Effect of oxide layer and the duration of exposure on the liquid metal corrosion mechanism of RAFM steel in molten Pb-Li

•IN-RAFMS corroded at 159.4 μm/y in molten Pb-Li (stirring conditions) for 10, 000 h via selective dissolution of Fe and Cr.•Incubation Period depicted low corrosion rate due to grain boundary attack and oxide dissolution.•Cr23C6 precipitates at the grain/lath boundaries weakens oxide layer leading to Pb-Li ingress.•CFD confirmed higher velocities at greater radial distance which reduce grain boundary attack but cause grain dropping.•Complete dissolution of oxide layer changes the mechanism to matrix dissolution.

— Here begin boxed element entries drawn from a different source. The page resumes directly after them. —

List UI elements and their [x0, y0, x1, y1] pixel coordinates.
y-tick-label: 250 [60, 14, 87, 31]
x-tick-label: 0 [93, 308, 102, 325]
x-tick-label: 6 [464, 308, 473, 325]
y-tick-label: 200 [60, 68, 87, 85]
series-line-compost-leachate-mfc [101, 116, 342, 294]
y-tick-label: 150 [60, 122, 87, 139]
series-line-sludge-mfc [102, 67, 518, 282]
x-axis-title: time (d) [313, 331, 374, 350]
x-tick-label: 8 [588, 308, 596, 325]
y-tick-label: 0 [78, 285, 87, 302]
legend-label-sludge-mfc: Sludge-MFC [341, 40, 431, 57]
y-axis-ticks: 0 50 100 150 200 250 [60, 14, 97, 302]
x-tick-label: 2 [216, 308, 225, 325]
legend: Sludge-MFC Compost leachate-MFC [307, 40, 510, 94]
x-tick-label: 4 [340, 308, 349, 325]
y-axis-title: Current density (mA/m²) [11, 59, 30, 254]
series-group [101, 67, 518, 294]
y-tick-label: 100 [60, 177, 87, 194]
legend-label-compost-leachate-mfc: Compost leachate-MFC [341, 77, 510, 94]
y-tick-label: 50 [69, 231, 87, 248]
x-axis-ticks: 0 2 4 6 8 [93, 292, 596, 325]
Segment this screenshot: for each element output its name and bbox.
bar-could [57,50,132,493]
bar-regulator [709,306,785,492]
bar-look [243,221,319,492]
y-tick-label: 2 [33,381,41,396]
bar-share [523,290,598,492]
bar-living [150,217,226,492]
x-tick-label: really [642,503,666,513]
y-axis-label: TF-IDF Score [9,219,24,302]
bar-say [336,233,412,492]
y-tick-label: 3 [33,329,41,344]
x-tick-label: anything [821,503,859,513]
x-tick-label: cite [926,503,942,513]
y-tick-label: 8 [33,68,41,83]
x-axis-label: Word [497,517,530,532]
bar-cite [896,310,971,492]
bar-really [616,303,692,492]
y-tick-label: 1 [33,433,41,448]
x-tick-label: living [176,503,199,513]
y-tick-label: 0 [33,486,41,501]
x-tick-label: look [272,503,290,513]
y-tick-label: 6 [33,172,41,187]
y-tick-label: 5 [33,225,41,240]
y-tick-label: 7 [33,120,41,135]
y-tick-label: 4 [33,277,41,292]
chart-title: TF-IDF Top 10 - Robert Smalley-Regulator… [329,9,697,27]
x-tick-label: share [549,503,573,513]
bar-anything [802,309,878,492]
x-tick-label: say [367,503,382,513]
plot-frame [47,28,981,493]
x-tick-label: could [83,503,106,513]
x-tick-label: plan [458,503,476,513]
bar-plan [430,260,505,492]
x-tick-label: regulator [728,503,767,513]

The long-term corrosion behavior of IN-RAFM steel in molten Pb-Li upto 10, 000 h of exposure was studied in a rotating disc corrosion test facility at 823 K. As-received IN-RAFMS material possessed an air-formed surface layer containing oxides of Fe, Ce and W. Precipitation of chromium carbides at the grain/lath boundaries of as-received IN-RAFMS led to grain boundary attack by liquid Pb-Li during the initial “Incubation Period” which depicted slow dissolution of surface oxides and lesser corrosion rate. Complete dissolution of oxide layer altered the corrosion mechanism from grain boundary attack to matrix dissolution thereby increasing the corrosion rate.